On Wednesday, Xi reaffirmed his “ironclad” support for Serbian President Aleksandar Vucic, with the two leaders backing each other’s territorial claims over Taiwan and Kosovo, respectively.

China, as part of the United Nations’ Security Council, has helped ensure that Kosovo, which the Serbian government views as a breakaway province, from receiving official recognition at the body.

“We have a clear and simple position regarding Chinese territorial integrity. Yes, Taiwan is China,” Vucic said on Wednesday, addressing a crowd estimated to number 20,000 people, alongside the Chinese leader.

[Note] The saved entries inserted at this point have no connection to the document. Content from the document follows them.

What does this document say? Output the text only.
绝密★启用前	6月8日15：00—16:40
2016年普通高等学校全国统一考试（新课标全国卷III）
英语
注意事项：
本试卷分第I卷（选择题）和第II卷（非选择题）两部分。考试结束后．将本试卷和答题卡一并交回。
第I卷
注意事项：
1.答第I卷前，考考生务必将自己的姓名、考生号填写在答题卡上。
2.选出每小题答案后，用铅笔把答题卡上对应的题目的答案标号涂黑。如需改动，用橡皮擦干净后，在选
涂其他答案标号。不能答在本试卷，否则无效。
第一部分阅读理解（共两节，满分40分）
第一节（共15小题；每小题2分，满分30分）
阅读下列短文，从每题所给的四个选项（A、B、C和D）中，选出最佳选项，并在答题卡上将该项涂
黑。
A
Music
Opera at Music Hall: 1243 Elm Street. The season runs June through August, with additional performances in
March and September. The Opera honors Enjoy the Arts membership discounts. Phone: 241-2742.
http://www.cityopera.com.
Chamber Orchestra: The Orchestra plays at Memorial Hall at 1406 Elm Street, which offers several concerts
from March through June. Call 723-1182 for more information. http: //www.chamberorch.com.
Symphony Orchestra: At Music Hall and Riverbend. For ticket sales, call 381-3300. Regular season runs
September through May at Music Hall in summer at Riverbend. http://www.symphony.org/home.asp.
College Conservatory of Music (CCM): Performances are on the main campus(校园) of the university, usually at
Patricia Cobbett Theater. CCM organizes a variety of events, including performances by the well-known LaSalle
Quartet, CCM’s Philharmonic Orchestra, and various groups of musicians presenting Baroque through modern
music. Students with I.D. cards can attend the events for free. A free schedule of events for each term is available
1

The pair signed an agreement boosting their strategic partnership to a “community with a shared future in new era”, while a free-trade agreement is set to kick in on July 1.

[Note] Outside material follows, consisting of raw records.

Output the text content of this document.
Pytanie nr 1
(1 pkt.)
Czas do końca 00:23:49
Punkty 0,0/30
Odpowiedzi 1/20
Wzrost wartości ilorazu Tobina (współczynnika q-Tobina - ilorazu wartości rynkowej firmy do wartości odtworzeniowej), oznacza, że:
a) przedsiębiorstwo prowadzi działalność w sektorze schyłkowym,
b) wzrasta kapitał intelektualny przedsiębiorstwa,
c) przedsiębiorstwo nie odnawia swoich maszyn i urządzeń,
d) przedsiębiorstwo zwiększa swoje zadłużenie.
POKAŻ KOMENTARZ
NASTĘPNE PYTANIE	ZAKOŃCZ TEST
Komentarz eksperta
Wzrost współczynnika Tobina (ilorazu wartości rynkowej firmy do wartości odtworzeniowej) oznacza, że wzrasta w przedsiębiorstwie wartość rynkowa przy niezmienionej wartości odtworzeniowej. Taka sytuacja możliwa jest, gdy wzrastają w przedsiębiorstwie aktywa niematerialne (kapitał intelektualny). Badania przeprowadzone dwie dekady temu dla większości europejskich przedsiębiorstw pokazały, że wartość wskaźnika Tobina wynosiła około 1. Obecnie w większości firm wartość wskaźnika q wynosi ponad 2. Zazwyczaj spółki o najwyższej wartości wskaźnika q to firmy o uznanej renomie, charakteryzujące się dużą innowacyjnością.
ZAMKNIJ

Serbia is a candidate country for European Union membership, but the EU did not immediately respond to questions about whether Belgrade’s expanded ties with Beijing would affect relations with Brussels.

Xi will travel to Hungary on Wednesday evening for two days of pageantry with another of its close allies in Europe, Prime Minister Viktor Orban. He landed in Serbia following two days of talks with French President Emmanuel Macron.

A protester holds up a makeshift American flag and shouts anti-US slogans as thousands of angry Chinese march to the US embassy in Beijing on May 9, 1999. Angry demonstrators among an estimated 20,000-strong crowd threw rocks and water bottles at the US and British embassies, breaking window in protest at Nato’s bombing of the Chinese embassy in Belgrade. Photo: Agence France-Presse

The long-standing Hungarian leader has been a stumbling block to European unity over Ukraine and a strong backer of Chinese positions on human rights and economic issues.

In a separate article in the pro-Orban newspaper Magyar Nemzet on Wednesday, Xi wrote that “China and Hungary share similar views and positions close to each other on international and regional issues.”

“We have embarked on the right path of independent and autonomous friendly foreign relations of sovereign countries,” he continued.

Escobar, who is imminently departing from his role as deputy assistant secretary of the Bureau of European and Eurasian Affairs, said that Xi had chosen countries “that are open to challenging the unity of the Euro-Atlantic community”.

The Biden administration has had a troubled relationship with populist Orban, who has openly expressed his wish to see former President Donald Trump to win in November’s US election.

“We caution all of our partners and all of our interlocutors to be very aware of China’s agenda in Europe and China’s agenda with regard to the Euro-Atlantic community,” Escobar said.